Menurut Zelensky, dukungan kuat atas gagasan penempatan pasukan AS di Ukraina bisa memberikan “peningkatan besar terhadap jaminan keamanan” bagi negaranya. Hal ini dibahas secara khusus dengan Presiden AS Donald Trump selama pertemuan mereka di Mar-a-Lago, Florida AS pada Minggu (28/12). Disisi lain, Gedung Putih belum memberikan komentar resmi tentang pengiriman pasukan AS ke Ukraina, apakah itu dimasukkan sebagai bagian dari perjanjian perdamaian dengan Rusia.
Pertemuan antara Zelensky dan Trump dipandang sebagai langkah untuk menghentikan perangyang telah memasuki tahun ke-empat sejak invasi Rusia pada 2022. Menurut Zelensky, Ukraina dan kelompok “Coalition of the Willing” — negara-negara pendukung Kyiv — dijadwalkan akan bertemu awal Januari 2026 untuk diskusi lanjutan mengenai dukungan keamanan dan langkah implementasi rencana damai bersama Amerika Serikat dan sekutu Eropa.
Dukungan dari mitra Internasional pun muncul. Perdana Menteri Polandia Donald Tusk menyatakan optimisme bahwa perdamaian bisa tercapai dalam beberapa minggu mendatang,dengan catatan bahwa jaminan keamanan dari AS akan memainkan peran penting dalam upaya tersebut. Tiongkok melalui juru bicara Kementerian Luar Negeri Lin Jian, dalam konferensi pers di Beijing, Senin (29/12), juga menyatakan dukungan terhadap hasil pembicaraan Trump dan Zelensky untuk menyelesaikan konflik secara damai, berharap tercapai kesepakatan yang adil dan tahan lama melalui dialog dan diplomasi
Meski dialog politik dan diplomatik sedang berlangsung, konflik di lapangan tetap intens.

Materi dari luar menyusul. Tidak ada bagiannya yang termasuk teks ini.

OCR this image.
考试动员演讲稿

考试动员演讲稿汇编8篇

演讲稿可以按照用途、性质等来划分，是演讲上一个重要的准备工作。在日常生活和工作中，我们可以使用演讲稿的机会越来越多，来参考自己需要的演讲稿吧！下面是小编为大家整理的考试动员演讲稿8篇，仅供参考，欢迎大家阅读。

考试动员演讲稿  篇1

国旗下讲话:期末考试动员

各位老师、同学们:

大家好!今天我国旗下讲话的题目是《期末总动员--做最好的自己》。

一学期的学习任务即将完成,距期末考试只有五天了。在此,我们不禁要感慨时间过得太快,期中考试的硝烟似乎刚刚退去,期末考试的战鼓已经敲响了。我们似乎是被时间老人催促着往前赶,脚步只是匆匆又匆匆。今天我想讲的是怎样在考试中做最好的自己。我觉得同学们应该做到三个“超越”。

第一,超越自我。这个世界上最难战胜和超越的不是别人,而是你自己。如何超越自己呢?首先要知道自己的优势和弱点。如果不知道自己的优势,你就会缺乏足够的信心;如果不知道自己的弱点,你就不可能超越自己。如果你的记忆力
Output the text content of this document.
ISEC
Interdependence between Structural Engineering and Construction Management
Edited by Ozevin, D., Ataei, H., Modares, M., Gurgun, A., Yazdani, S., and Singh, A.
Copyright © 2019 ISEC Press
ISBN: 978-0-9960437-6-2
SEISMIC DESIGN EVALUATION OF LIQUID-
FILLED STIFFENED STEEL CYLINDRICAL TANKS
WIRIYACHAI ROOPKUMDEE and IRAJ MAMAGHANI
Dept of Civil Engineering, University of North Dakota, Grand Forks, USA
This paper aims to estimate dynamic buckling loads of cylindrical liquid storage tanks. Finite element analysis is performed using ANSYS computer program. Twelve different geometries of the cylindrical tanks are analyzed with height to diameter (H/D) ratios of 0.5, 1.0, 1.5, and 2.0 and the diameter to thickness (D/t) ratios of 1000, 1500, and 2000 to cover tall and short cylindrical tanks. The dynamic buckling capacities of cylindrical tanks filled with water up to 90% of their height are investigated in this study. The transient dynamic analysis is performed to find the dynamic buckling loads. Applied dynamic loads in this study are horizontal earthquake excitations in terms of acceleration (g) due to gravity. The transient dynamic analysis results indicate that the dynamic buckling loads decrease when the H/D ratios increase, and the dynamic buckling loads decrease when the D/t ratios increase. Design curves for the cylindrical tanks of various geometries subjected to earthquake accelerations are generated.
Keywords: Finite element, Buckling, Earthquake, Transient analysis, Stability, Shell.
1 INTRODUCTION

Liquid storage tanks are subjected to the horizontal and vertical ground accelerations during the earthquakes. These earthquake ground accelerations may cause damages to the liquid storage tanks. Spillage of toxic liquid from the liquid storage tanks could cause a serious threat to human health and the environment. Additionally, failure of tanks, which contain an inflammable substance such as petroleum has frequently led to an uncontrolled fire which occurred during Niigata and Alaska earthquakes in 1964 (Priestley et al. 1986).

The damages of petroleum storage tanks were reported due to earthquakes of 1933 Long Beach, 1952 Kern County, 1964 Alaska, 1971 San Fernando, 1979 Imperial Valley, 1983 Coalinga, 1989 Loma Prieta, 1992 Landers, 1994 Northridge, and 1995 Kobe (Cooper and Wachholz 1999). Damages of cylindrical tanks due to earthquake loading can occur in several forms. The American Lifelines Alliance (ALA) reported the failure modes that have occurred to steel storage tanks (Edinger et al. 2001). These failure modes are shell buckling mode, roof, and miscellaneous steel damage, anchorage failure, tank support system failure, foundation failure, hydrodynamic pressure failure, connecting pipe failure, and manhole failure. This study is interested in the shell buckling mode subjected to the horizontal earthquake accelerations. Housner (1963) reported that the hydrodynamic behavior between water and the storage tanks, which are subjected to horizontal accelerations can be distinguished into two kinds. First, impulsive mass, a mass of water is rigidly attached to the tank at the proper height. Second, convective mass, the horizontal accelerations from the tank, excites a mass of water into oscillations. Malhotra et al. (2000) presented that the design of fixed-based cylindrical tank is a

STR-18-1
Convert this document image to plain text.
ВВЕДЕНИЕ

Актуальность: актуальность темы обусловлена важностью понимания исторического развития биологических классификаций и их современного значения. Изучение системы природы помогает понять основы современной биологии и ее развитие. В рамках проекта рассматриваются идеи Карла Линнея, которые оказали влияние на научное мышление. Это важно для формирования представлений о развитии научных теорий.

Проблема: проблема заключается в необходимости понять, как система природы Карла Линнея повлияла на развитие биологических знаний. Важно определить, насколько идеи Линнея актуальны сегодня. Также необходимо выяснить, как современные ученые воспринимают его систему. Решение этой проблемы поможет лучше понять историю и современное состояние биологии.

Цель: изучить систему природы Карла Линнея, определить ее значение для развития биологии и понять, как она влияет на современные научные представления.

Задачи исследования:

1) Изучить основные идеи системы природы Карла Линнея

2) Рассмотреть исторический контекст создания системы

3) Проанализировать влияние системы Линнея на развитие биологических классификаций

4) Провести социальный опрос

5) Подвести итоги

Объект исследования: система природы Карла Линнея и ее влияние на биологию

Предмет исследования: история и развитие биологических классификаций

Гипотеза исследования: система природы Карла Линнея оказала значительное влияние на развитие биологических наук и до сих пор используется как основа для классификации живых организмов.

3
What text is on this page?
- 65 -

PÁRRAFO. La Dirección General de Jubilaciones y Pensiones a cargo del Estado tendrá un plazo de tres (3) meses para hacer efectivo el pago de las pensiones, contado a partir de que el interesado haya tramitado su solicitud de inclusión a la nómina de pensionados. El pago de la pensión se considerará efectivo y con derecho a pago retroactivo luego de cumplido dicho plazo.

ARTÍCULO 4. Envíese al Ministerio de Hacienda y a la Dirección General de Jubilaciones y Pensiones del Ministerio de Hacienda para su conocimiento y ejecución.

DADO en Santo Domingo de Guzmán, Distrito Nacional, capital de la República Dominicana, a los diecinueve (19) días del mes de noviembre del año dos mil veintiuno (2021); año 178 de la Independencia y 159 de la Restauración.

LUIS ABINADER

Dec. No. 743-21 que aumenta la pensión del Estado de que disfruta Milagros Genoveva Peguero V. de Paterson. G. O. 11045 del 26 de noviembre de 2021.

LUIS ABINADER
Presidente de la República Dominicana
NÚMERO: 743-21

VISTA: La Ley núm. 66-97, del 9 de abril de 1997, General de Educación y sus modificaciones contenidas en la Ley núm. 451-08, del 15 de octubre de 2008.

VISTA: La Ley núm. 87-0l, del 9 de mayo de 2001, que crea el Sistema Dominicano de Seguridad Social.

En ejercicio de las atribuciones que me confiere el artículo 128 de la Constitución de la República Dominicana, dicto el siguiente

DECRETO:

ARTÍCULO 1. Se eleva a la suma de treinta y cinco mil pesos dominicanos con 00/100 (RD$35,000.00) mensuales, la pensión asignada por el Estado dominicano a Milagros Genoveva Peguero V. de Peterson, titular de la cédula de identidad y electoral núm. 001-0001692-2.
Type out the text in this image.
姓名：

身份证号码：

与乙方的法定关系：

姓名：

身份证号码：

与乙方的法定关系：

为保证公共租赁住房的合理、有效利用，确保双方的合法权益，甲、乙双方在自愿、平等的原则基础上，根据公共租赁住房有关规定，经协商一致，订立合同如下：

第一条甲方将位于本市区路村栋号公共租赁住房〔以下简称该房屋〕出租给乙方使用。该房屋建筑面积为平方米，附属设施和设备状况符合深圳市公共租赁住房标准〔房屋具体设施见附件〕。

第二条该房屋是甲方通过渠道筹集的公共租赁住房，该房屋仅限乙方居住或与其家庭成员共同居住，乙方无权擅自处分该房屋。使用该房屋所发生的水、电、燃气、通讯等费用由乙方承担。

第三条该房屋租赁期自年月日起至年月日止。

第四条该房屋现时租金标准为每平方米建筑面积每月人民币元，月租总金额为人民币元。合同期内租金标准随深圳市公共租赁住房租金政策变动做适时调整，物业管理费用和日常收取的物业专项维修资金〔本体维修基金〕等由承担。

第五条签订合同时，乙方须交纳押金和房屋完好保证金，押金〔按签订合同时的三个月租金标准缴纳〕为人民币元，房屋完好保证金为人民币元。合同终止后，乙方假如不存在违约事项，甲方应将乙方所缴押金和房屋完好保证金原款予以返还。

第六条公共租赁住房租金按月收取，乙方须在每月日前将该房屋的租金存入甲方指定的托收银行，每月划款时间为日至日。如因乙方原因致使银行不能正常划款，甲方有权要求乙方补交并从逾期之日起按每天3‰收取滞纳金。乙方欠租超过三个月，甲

Rusia dilaporkan meningkatkan serangan udara, termasuk serangan drone terhadap infrastruktur Ukraina di wilayah pesisir Laut Hitam, menunjukkan ketegangan terus berlangsung di medan perang meski ada peluang pembicaraan damai. Menurut beberapa sumber, Trump mengklaim bahwa negosiasi perdamaian antara Ukraina dan Rusia kini “mungkin sangat dekat” mencapai kesepakatan, meskipun masih ada isu territorial yang belum terselesaikan.